My to-do list feels more like a to-do book... can I give three projects? First is finally finishing my forthcoming book: Rethinking Global Health: Frameworks of Power, which will be out later this year, in the Routledge Critical approaches to Health series. Second is finishing a publication reporting the findings of a recent project I did with young people from racialised backgrounds in London on their experiences of COVID and its impact on their wellbeing. Third, is launching two new research projects where I will work with local communities to design relevant mental health supports responding to structural and psychological drivers of mental ill health. One is in Zimbabwe for communities tackling child marriage, the other is in Colombia working with victims of the armed conflict. 

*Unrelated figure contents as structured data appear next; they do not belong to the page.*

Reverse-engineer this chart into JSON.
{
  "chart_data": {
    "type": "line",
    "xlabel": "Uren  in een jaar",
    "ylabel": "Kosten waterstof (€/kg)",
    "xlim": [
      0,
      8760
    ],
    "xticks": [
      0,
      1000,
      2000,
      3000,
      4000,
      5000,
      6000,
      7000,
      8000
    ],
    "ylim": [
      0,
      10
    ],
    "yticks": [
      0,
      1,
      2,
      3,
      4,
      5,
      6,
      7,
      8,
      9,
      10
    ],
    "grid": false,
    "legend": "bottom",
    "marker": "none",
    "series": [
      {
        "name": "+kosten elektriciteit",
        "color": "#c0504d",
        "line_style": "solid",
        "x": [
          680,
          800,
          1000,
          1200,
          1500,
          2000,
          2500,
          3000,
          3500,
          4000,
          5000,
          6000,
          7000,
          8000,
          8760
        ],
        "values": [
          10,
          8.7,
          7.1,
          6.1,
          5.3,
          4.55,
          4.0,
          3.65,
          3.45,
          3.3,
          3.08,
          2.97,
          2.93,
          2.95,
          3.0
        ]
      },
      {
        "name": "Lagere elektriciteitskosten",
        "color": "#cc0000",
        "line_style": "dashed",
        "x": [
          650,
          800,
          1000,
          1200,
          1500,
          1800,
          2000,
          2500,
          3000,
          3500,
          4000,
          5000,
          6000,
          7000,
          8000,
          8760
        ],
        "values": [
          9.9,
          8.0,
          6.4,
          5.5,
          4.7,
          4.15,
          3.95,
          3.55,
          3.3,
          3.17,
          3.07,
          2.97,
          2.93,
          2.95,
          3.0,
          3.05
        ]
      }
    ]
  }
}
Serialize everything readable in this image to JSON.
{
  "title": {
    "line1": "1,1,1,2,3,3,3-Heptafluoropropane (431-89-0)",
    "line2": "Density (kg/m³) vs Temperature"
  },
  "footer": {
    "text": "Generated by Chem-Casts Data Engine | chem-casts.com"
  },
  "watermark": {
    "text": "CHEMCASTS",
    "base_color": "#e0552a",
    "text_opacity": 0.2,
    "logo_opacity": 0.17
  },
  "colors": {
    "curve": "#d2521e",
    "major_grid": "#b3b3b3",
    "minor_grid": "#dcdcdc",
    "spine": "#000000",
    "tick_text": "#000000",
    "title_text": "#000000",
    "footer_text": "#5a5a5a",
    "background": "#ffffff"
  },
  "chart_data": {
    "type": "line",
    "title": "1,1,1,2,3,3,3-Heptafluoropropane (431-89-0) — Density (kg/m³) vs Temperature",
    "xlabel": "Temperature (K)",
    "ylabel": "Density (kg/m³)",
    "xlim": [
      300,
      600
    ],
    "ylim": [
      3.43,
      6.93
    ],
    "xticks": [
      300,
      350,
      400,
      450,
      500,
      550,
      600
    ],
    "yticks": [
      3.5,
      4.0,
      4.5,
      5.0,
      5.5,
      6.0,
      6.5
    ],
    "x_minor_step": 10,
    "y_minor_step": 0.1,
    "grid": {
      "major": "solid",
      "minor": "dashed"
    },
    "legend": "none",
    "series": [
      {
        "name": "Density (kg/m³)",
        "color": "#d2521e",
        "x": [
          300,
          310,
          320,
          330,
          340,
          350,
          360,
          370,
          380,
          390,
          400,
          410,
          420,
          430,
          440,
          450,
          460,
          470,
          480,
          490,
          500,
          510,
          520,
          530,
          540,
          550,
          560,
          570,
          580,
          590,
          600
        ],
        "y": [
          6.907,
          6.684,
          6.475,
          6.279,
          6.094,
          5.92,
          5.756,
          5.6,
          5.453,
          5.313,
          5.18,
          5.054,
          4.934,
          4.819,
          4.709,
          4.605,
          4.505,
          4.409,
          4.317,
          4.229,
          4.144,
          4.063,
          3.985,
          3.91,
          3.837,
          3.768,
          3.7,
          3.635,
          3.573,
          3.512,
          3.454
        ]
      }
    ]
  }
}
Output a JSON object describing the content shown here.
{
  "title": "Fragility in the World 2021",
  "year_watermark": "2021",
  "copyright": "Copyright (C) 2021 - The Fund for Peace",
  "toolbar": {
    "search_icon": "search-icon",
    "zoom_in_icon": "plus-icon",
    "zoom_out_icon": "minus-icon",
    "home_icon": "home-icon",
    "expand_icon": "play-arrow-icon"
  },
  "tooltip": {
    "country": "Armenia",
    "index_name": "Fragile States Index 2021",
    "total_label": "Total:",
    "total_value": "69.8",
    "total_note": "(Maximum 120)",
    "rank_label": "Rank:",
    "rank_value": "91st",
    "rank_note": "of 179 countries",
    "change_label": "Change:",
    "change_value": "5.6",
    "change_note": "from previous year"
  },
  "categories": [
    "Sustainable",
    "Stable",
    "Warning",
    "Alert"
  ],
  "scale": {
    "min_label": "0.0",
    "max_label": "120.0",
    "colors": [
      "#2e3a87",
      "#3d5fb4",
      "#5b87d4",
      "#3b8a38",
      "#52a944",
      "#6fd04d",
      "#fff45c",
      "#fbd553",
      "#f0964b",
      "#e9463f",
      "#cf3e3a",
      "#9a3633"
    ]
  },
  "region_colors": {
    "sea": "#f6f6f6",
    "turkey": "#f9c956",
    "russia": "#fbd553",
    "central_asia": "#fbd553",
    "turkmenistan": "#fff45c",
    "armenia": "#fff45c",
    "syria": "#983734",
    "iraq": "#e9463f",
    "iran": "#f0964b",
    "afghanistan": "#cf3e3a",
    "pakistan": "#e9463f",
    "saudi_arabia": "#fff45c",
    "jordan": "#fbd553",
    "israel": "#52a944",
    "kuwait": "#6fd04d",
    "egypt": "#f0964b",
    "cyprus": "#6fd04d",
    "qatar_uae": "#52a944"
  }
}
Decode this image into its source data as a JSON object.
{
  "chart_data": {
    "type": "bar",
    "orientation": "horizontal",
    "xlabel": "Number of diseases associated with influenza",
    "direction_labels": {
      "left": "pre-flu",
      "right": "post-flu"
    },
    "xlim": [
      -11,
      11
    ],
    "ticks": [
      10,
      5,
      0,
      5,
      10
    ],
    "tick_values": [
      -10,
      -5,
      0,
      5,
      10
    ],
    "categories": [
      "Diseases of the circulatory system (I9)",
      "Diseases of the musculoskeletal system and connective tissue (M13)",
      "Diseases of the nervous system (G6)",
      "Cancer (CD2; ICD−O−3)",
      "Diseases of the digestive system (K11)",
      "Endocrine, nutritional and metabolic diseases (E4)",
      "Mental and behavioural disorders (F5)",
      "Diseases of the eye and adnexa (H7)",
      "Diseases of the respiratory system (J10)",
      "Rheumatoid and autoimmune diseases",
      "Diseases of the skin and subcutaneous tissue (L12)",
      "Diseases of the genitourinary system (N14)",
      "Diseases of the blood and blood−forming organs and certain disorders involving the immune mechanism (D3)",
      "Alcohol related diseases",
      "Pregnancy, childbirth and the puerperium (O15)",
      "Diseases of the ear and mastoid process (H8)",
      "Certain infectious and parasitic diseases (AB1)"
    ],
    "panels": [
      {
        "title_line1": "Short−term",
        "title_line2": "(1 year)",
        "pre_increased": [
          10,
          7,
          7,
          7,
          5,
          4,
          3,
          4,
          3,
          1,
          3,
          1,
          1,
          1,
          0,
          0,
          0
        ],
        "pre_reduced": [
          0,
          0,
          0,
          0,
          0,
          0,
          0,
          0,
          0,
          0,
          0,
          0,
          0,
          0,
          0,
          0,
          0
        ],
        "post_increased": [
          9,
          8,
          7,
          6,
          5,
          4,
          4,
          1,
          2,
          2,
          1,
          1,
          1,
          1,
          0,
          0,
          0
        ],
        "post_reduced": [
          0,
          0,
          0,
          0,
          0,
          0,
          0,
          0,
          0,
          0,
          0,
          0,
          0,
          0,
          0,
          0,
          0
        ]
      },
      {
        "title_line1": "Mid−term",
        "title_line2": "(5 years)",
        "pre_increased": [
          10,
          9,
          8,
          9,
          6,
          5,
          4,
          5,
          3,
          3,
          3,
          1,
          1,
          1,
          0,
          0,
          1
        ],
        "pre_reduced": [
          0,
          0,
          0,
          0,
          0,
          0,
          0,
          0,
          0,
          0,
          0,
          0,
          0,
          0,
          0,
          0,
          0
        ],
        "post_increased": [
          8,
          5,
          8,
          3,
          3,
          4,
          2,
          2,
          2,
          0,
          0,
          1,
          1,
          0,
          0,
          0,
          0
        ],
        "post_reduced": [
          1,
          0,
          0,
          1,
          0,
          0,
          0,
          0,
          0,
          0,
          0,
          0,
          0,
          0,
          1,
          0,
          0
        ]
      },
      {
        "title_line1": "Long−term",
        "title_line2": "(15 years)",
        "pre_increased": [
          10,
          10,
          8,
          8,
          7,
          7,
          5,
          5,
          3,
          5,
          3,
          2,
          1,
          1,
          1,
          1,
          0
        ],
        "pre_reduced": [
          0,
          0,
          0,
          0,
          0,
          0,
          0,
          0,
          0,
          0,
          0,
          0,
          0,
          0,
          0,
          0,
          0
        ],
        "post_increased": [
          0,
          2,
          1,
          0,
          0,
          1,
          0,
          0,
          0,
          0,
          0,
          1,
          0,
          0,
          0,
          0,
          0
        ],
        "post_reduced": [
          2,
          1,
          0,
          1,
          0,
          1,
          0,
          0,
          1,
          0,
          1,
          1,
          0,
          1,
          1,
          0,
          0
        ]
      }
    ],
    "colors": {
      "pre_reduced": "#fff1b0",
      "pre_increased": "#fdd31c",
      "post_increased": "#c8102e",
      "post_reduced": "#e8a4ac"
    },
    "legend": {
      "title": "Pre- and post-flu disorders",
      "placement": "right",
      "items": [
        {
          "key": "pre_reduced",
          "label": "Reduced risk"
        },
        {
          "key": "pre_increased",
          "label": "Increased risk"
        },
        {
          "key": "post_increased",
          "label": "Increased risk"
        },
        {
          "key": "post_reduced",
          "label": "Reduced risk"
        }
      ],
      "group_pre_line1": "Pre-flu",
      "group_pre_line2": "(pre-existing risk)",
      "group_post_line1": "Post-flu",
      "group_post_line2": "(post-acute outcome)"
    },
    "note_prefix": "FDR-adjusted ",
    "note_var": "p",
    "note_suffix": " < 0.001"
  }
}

What is your favourite album, film and novel?

These questions aren’t supposed to be hard, but they totally are!

Album: The Miseducation of Lauren Hill 
Film: Little Women (the 1994 version of course)
Novel: A prayer for Owen Meany by John Irving, tied with Nervous Conditions, by Tsitsi Dangarembga

What is your favourite joke (pre-watershed)?

I had to ask what pre-watershed meant, which shows that I still have some of my Canadian roots! I will use my toddler’s current favourite:

What wobbles when it flies? 
A JELLYCOPTER!! (it’s funnier when delivered by a three year old)

Who would be your dream dinner guests?

Some of these people are dead, some are living, all are fabulous. 

  • Michel Foucault
  • Guilaine Kinouani
  • Seye Abimbola 
  • Christina Sharpe
  • Kwame Ture 
  • Ed Reed (not the football player, but my husband, the journalist)

What advice would you give your younger self?

You matter. Behave as such. 

What would it surprise people to know about you?

I'm an open book, so people know lots about me already. But it may surprise them to know that I used to be in a rock band when I was at Uni in Canada. I sang and occasionally, played the cowbell. 

What is your favourite place?

As I am missing home at the moment, it’s definitely my mother’s kitchen table, in Oakville, Canada. Sat next to her and listening to her laugh. Her laugh is like music.